The team's findings stemmed from an analysis of public-school records from kindergarten through high school, which included periodic measurements of children's height and weight. Researchers used mapping software to compare that information with how far every child lived from sellers of both junk and healthy foods at fast food outlets, corner stores, sit-down restaurants and grocery stores.

According to the researchers, the study comparisons made were "highly neighborhood specific." For example, kids in a small section of Harlem were compared only to other kids in the same part of Harlem.

"Our study indicates that living very close to food outlets with a lot of unhealthy, junk food choices is likely not good for reducing the risk of children being overweight and/or obese," says study senior investigator Brian Elbel.

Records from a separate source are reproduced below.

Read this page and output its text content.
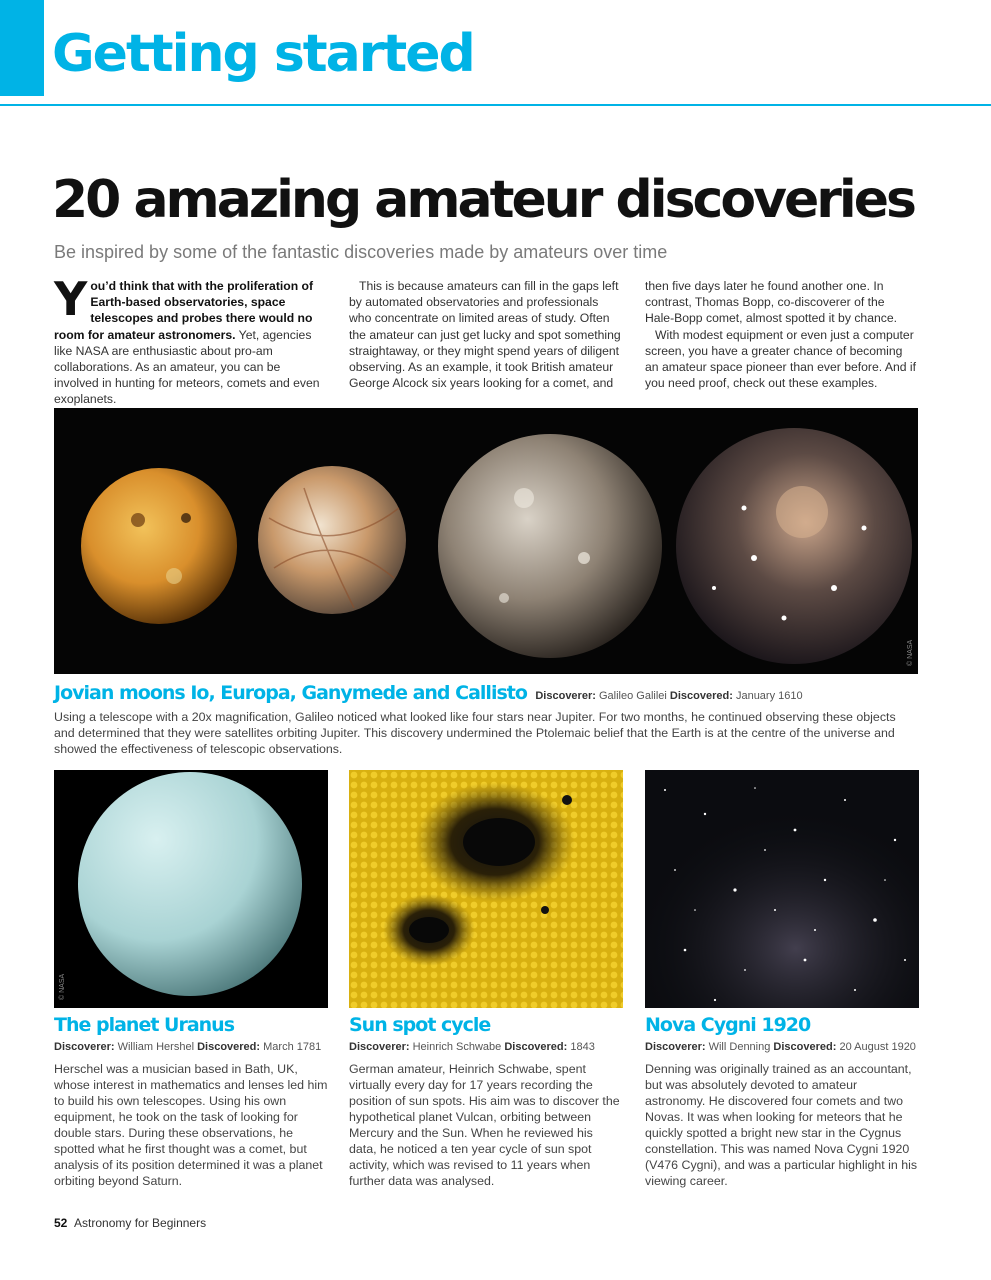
Getting started
20 amazing amateur discoveries
Be inspired by some of the fantastic discoveries made by amateurs over time
You’d think that with the proliferation of Earth-based observatories, space telescopes and probes there would no room for amateur astronomers. Yet, agencies like NASA are enthusiastic about pro-am collaborations. As an amateur, you can be involved in hunting for meteors, comets and even exoplanets.
This is because amateurs can fill in the gaps left by automated observatories and professionals who concentrate on limited areas of study. Often the amateur can just get lucky and spot something straightaway, or they might spend years of diligent observing. As an example, it took British amateur George Alcock six years looking for a comet, and
then five days later he found another one. In contrast, Thomas Bopp, co-discoverer of the Hale-Bopp comet, almost spotted it by chance.
With modest equipment or even just a computer screen, you have a greater chance of becoming an amateur space pioneer than ever before. And if you need proof, check out these examples.
© NASA
Jovian moons Io, Europa, Ganymede and Callisto Discoverer: Galileo Galilei Discovered: January 1610
Using a telescope with a 20x magnification, Galileo noticed what looked like four stars near Jupiter. For two months, he continued observing these objects and determined that they were satellites orbiting Jupiter. This discovery undermined the Ptolemaic belief that the Earth is at the centre of the universe and showed the effectiveness of telescopic observations.
© NASA
The planet Uranus
Discoverer: William Hershel Discovered: March 1781
Herschel was a musician based in Bath, UK, whose interest in mathematics and lenses led him to build his own telescopes. Using his own equipment, he took on the task of looking for double stars. During these observations, he spotted what he first thought was a comet, but analysis of its position determined it was a planet orbiting beyond Saturn.
Sun spot cycle
Discoverer: Heinrich Schwabe Discovered: 1843
German amateur, Heinrich Schwabe, spent virtually every day for 17 years recording the position of sun spots. His aim was to discover the hypothetical planet Vulcan, orbiting between Mercury and the Sun. When he reviewed his data, he noticed a ten year cycle of sun spot activity, which was revised to 11 years when further data was analysed.
Nova Cygni 1920
Discoverer: Will Denning Discovered: 20 August 1920
Denning was originally trained as an accountant, but was absolutely devoted to amateur astronomy. He discovered four comets and two Novas. It was when looking for meteors that he quickly spotted a bright new star in the Cygnus constellation. This was named Nova Cygni 1920 (V476 Cygni), and was a particular highlight in his viewing career.
52 Astronomy for Beginners
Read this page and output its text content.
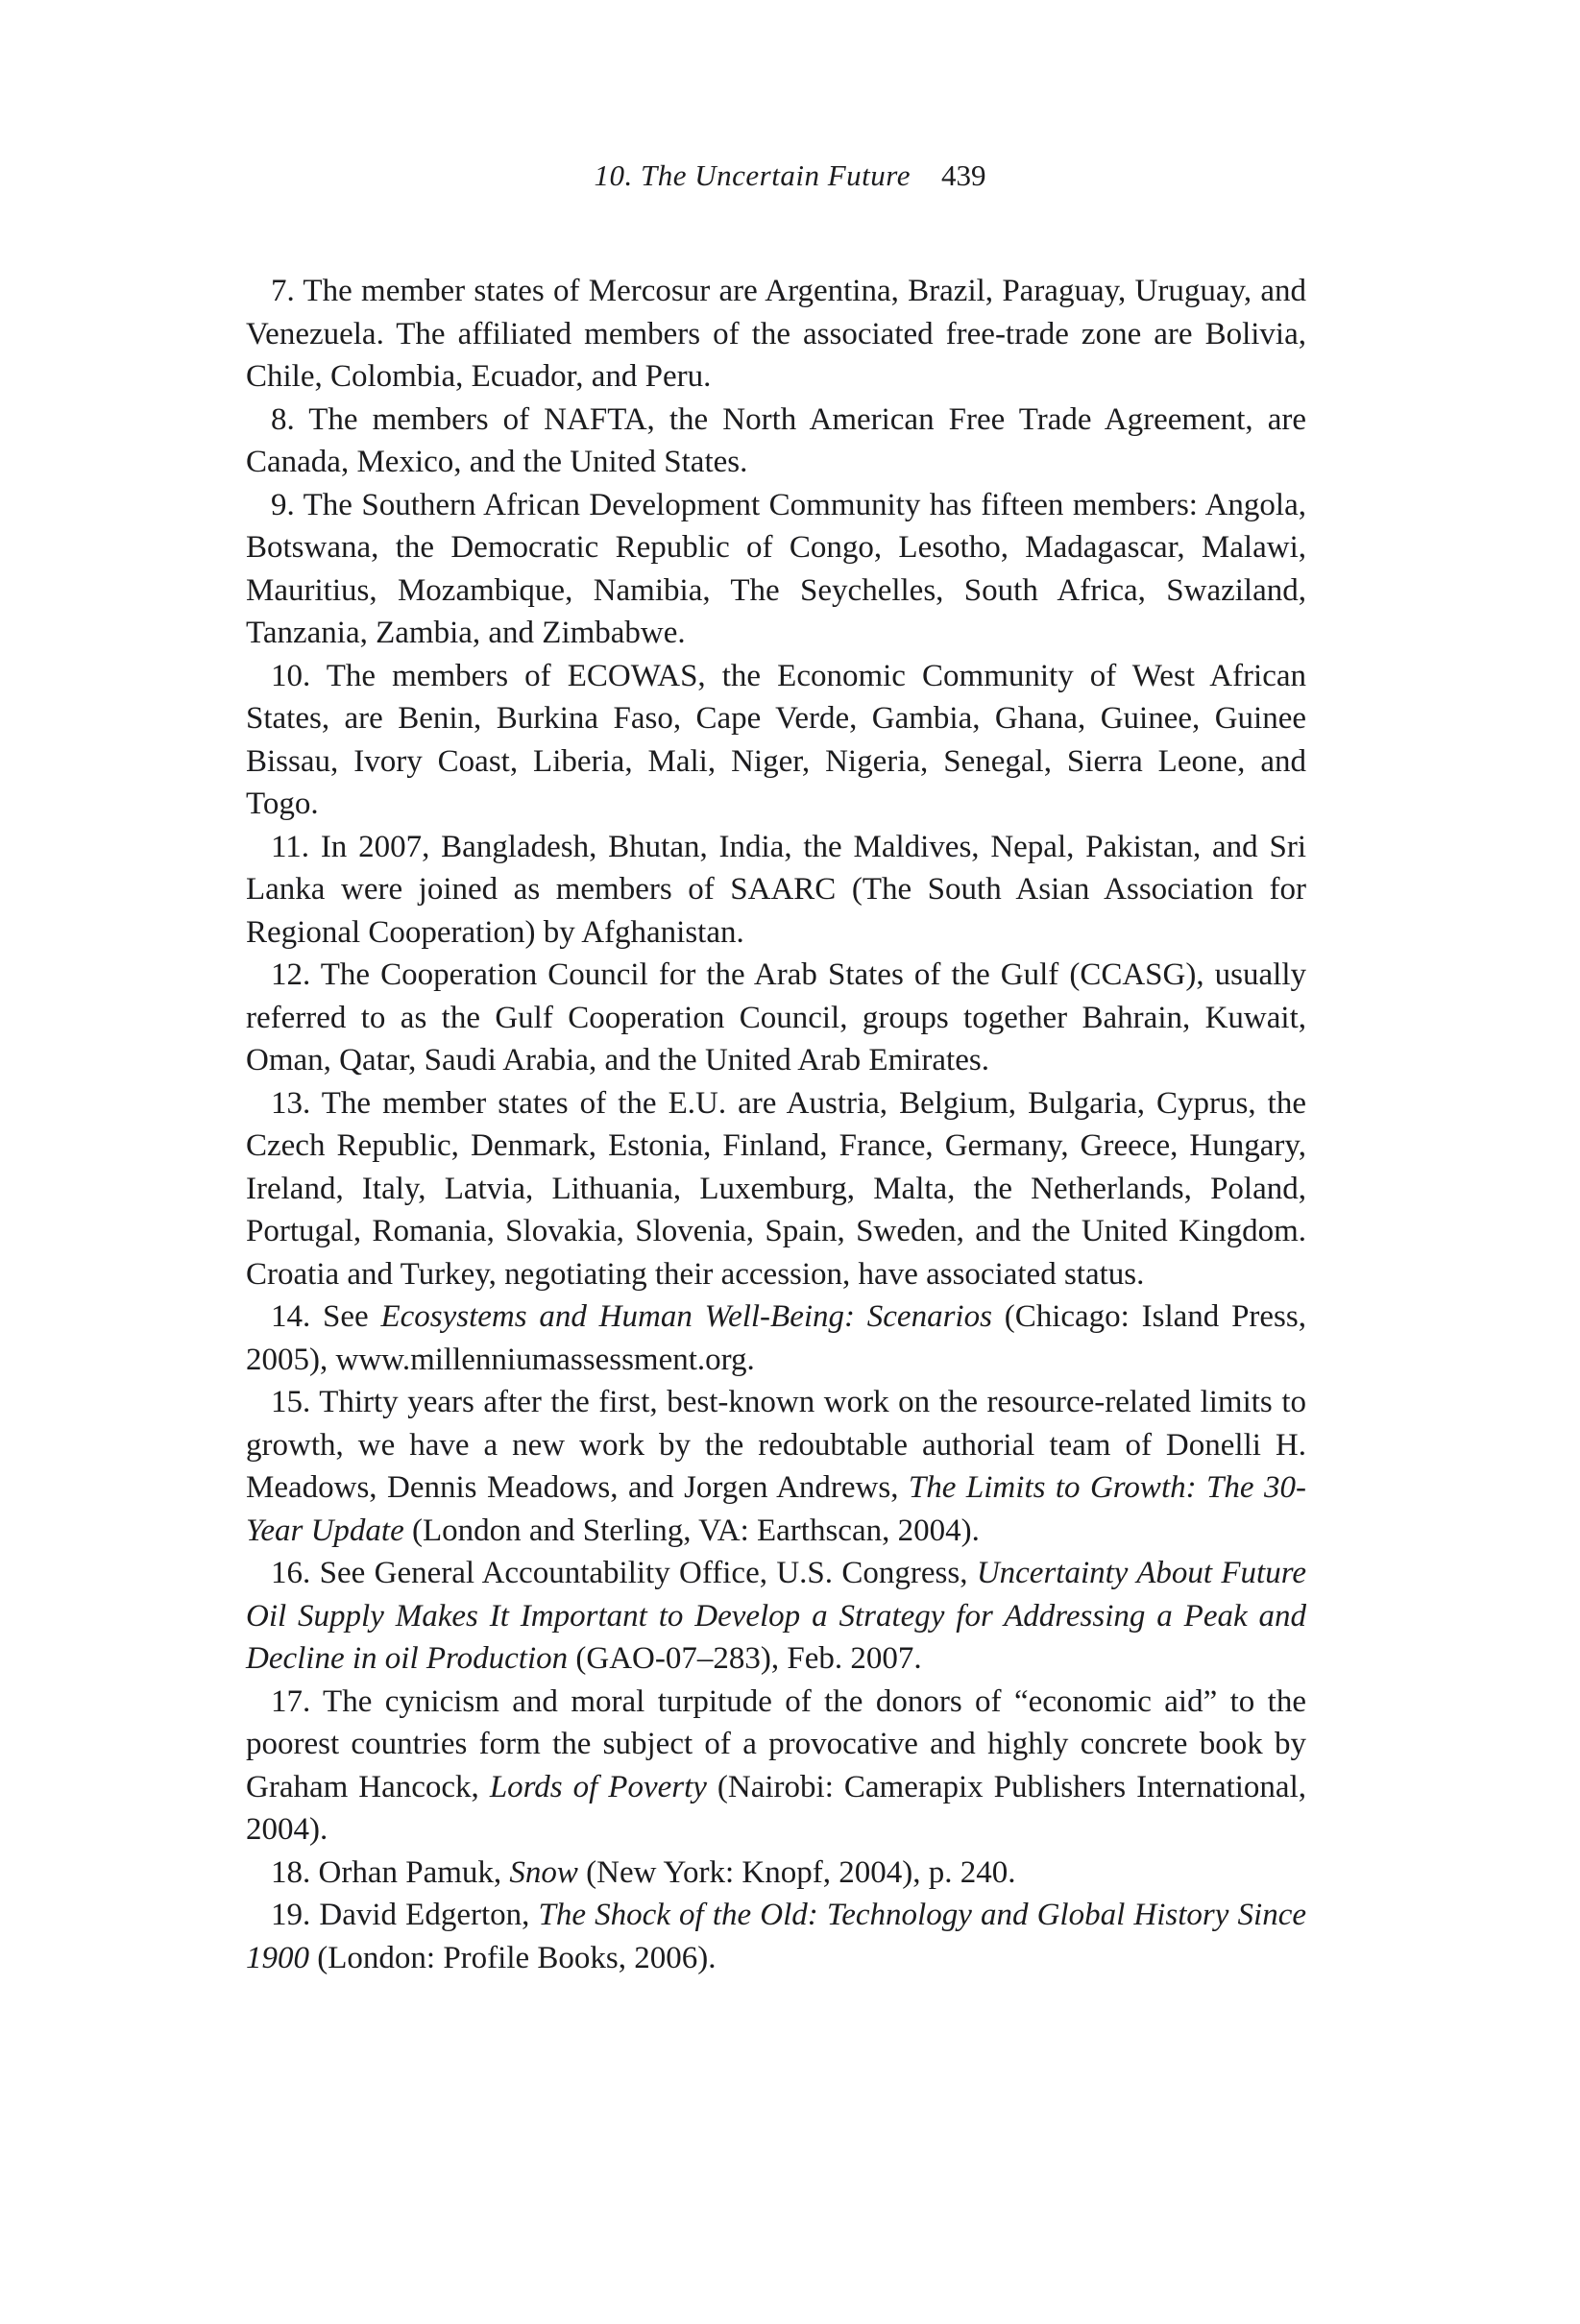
10. The Uncertain Future 439

7. The member states of Mercosur are Argentina, Brazil, Paraguay, Uruguay, and Venezuela. The affiliated members of the associated free-trade zone are Bolivia, Chile, Colombia, Ecuador, and Peru.

8. The members of NAFTA, the North American Free Trade Agreement, are Canada, Mexico, and the United States.

9. The Southern African Development Community has fifteen members: Angola, Botswana, the Democratic Republic of Congo, Lesotho, Madagascar, Malawi, Mauritius, Mozambique, Namibia, The Seychelles, South Africa, Swaziland, Tanzania, Zambia, and Zimbabwe.

10. The members of ECOWAS, the Economic Community of West African States, are Benin, Burkina Faso, Cape Verde, Gambia, Ghana, Guinee, Guinee Bissau, Ivory Coast, Liberia, Mali, Niger, Nigeria, Senegal, Sierra Leone, and Togo.

11. In 2007, Bangladesh, Bhutan, India, the Maldives, Nepal, Pakistan, and Sri Lanka were joined as members of SAARC (The South Asian Association for Regional Cooperation) by Afghanistan.

12. The Cooperation Council for the Arab States of the Gulf (CCASG), usually referred to as the Gulf Cooperation Council, groups together Bahrain, Kuwait, Oman, Qatar, Saudi Arabia, and the United Arab Emirates.

13. The member states of the E.U. are Austria, Belgium, Bulgaria, Cyprus, the Czech Republic, Denmark, Estonia, Finland, France, Germany, Greece, Hungary, Ireland, Italy, Latvia, Lithuania, Luxemburg, Malta, the Netherlands, Poland, Portugal, Romania, Slovakia, Slovenia, Spain, Sweden, and the United Kingdom. Croatia and Turkey, negotiating their accession, have associated status.

14. See Ecosystems and Human Well-Being: Scenarios (Chicago: Island Press, 2005), www.millenniumassessment.org.

15. Thirty years after the first, best-known work on the resource-related limits to growth, we have a new work by the redoubtable authorial team of Donelli H. Meadows, Dennis Meadows, and Jorgen Andrews, The Limits to Growth: The 30-Year Update (London and Sterling, VA: Earthscan, 2004).

16. See General Accountability Office, U.S. Congress, Uncertainty About Future Oil Supply Makes It Important to Develop a Strategy for Addressing a Peak and Decline in oil Production (GAO-07–283), Feb. 2007.

17. The cynicism and moral turpitude of the donors of “economic aid” to the poorest countries form the subject of a provocative and highly concrete book by Graham Hancock, Lords of Poverty (Nairobi: Camerapix Publishers International, 2004).

18. Orhan Pamuk, Snow (New York: Knopf, 2004), p. 240.

19. David Edgerton, The Shock of the Old: Technology and Global History Since 1900 (London: Profile Books, 2006).
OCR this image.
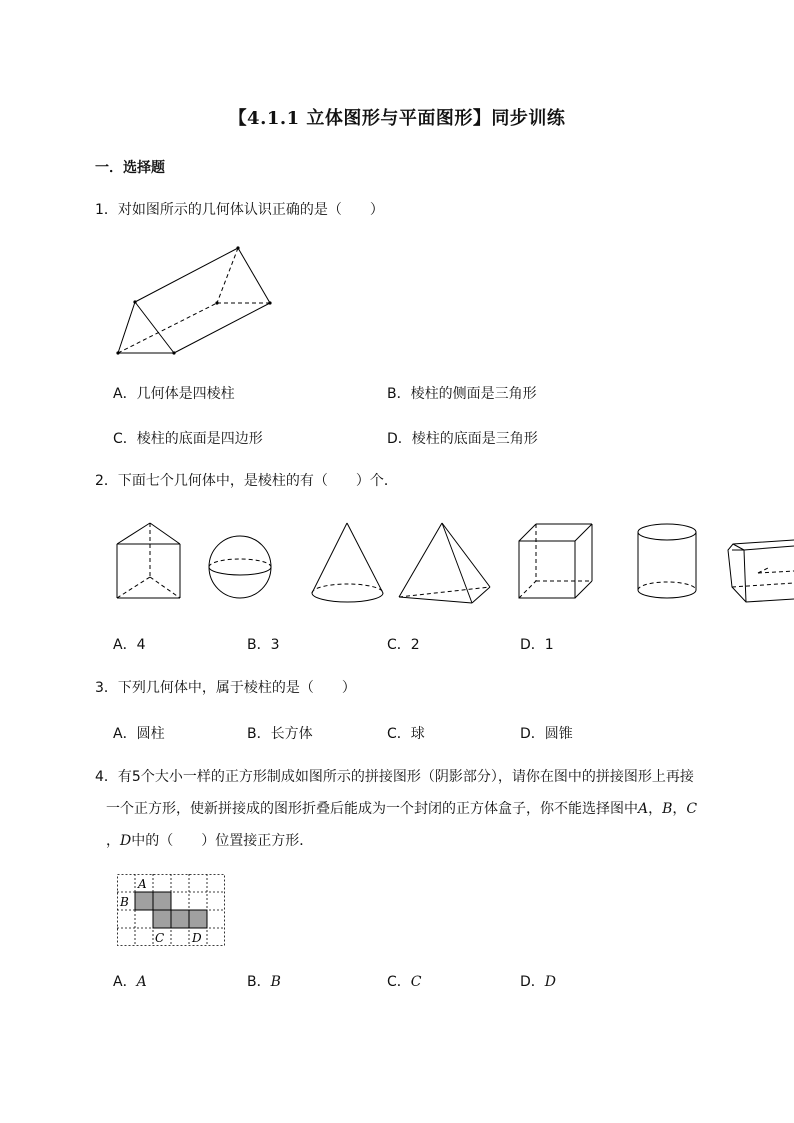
【4.1.1 立体图形与平面图形】同步训练
一．选择题
1．对如图所示的几何体认识正确的是（　　）
A．几何体是四棱柱	B．棱柱的侧面是三角形
C．棱柱的底面是四边形	D．棱柱的底面是三角形
2．下面七个几何体中，是棱柱的有（　　）个．
A．4	B．3	C．2	D．1
3．下列几何体中，属于棱柱的是（　　）
A．圆柱	B．长方体	C．球	D．圆锥
4．有5个大小一样的正方形制成如图所示的拼接图形（阴影部分），请你在图中的拼接图形上再接
一个正方形，使新拼接成的图形折叠后能成为一个封闭的正方体盒子，你不能选择图中A，B，C
，D中的（　　）位置接正方形．
A
B
C D
A．A	B．B	C．C	D．D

"Just having food outlets a block farther away -- and potentially less convenient or accessible -- can significantly lessen children's chances of being obese or overweight," adds Elbel, who says his team's latest study is the largest analysis to date of urban childhood obesity in the United States.

Even a drop in obesity rates of just a few percentage points, he says, translates into potentially saving thousands of children from obesity and its associated health problems, including increased risks of heart disease, diabetes, and early death.

Experts estimate that about one in five school-age children in the United States have an excess of body fat and are now obese (having a body mass index at or above the 95 percentile for children and teens of the same age and sex), a tripling of rates since the 1970s. Record numbers are also overweight (having a body mass index at or above the 85 percentile and below the 95 percentile for children and teens of the same age and sex, according to the U.S. Centers for Disease Control and Prevention).

Elbel, an associate professor in the Department of Population Health at NYU School of Medicine and at the NYU Wagner Graduate School of Public Service, says the findings could support policies that limit fast food outlets and corner stores to keep them at a minimum distance away from housing complexes or neighborhoods with persistently high rates of obesity.

Surprisingly, Elbel notes, the study found no increase in obesity risk based on the distance from home to grocery stores and sit-down restaurants. Elbel says this finding suggests that neighborhood "food deserts," where fresh produce is in short supply, plays a small role one way or another in childhood obesity rates in urban areas.

In essence, he says, what appears to put kids at risk is how easily and quickly they can access junk food.